Arizona has established itself as a testing ground for Uber and Google’s Waymo, each of which has deployed fleets of autonomous vehicles on the streets of the Phoenix metro. Sunny days and reliable car-centric infrastructure make the area well-suited for the evolving technology, which struggles with unusual road and weather conditions.
More importantly, Arizona has leveraged its reputation as a regulation-free, disruption-friendly state. Waymo has been testing self-driving cars in the Phoenix metro since last spring, including cars without assisting drivers since November—a move that few states allow. Quartz reported last month that Waymo was given a license in January to operate a taxi service in Arizona and hoped to have a commercial self-driving service on the market by the end of 2018. Uber, meanwhile, had deployed self-driving trucks in Arizona earlier this month. Just this month Arizona Gov. Doug Ducey drafted the state’s first set of rules for autonomous vehicles.

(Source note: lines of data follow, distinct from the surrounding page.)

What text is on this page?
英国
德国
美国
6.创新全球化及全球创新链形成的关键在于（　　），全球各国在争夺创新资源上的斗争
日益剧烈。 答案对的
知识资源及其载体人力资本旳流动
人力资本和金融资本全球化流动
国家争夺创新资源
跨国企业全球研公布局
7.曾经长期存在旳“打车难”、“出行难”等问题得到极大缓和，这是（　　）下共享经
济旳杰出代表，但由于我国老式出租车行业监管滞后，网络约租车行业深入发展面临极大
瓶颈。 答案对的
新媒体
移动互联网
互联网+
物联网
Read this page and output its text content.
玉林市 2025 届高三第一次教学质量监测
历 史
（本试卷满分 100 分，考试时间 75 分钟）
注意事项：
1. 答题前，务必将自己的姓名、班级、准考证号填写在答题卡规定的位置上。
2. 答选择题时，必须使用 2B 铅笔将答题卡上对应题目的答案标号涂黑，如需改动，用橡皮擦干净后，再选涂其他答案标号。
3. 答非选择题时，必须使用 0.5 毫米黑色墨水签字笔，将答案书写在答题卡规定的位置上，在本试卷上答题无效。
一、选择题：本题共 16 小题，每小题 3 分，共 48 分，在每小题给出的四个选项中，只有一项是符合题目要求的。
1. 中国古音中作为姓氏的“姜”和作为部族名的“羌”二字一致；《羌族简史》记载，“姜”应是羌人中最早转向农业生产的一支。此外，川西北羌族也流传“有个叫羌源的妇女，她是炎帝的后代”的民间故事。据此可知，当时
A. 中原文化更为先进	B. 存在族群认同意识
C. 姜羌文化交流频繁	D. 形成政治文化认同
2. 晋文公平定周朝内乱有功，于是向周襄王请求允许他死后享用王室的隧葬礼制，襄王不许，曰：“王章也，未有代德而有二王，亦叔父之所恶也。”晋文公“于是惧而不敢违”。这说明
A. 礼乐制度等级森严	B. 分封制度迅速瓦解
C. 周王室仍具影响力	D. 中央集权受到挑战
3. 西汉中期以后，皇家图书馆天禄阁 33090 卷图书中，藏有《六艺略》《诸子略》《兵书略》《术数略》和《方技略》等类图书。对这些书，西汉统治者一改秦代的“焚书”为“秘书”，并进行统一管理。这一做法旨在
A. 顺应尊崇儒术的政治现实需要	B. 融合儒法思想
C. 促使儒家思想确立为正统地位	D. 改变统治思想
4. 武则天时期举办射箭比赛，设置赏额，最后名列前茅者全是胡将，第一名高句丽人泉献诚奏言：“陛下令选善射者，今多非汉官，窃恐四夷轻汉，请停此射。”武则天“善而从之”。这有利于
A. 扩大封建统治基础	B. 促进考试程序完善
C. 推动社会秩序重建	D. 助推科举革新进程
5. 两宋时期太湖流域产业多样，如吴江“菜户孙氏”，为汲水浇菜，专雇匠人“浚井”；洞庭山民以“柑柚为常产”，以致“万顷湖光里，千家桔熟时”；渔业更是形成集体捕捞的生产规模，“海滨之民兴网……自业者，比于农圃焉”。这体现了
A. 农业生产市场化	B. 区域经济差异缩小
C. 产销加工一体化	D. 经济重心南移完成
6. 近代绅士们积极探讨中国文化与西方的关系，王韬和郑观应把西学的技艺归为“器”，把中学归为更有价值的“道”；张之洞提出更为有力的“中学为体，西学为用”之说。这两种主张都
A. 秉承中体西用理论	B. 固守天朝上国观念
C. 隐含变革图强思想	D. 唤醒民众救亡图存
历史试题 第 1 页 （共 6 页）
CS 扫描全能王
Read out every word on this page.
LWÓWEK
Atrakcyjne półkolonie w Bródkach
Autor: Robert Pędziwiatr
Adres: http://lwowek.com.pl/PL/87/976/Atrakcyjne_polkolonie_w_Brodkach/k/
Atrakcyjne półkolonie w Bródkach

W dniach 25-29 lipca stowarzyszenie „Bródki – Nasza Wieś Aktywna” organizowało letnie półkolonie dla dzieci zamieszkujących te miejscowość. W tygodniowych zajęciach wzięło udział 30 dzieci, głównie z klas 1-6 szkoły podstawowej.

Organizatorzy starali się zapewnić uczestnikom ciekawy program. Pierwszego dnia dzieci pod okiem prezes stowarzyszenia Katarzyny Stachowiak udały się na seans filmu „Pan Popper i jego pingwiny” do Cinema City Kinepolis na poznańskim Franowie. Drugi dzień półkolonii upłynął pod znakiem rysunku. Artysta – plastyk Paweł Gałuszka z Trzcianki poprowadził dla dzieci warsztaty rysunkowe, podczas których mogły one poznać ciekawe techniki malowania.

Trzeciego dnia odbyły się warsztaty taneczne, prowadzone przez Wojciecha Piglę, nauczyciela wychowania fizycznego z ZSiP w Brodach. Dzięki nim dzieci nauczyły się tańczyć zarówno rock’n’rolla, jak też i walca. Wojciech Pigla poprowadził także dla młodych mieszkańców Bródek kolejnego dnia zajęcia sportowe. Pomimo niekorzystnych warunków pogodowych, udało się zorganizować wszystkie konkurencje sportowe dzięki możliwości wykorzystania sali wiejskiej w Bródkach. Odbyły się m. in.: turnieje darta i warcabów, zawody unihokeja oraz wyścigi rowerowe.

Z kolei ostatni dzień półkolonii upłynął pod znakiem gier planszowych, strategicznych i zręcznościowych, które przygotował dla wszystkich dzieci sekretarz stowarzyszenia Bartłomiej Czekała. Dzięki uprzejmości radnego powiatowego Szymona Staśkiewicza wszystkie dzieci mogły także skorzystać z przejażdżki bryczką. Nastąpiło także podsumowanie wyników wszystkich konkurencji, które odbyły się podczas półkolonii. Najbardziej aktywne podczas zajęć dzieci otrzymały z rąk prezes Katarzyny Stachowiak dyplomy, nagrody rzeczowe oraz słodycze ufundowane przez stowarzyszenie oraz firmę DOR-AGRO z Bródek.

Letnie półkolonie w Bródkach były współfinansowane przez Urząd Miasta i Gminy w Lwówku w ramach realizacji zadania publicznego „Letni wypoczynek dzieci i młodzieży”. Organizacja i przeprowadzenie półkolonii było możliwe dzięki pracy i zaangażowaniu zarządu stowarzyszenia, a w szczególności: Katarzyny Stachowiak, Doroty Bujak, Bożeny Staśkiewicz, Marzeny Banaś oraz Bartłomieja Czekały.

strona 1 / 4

Monday’s incident will be a test for how much citizens are willing to tolerate AV experimentation on public roads. So far, there has been little public pushback as politicians and regulators race to welcome the AV industry. But there have been only a few notable accidents. In July 2016, a driver using Tesla autopilot died when his car drove into the back of a tractor-trailer. A self-driving Uber ran a red light in San Francisco just hours after the company first deployed the technology there.
You can expect that Uber, local regulators, and tech evangelists will make much of the Tempe police report that the woman was outside a crosswalk, although North Mill Avenue—the eight-lane road the victim was attempting to cross—has only one crosswalk in nearly two miles of road, making jaywalking a requirement of the urban design. (Jaywalking arrests and pedestrian fatalities are also disproportionately concentrated in communities of color.)
The crash will bolster street safety advocates’ case that regulators and companies are putting people at risk by experimenting on city streets. One of the central arguments for self-driving cars in the long term is that they will be safer than human drivers. In the short term, Google has gone to great lengths to reassure the public that the technology is safe, funding a project called “Let’s Talk Self-Driving” in collaboration with the National Safety Council, Mothers Against Drunk Driving, and other road safety advocates. The Uber crash could jeopardize that narrative.
Update, March 19, 2018: The photo on this post was changed to match the make of the Uber car involved in the accident.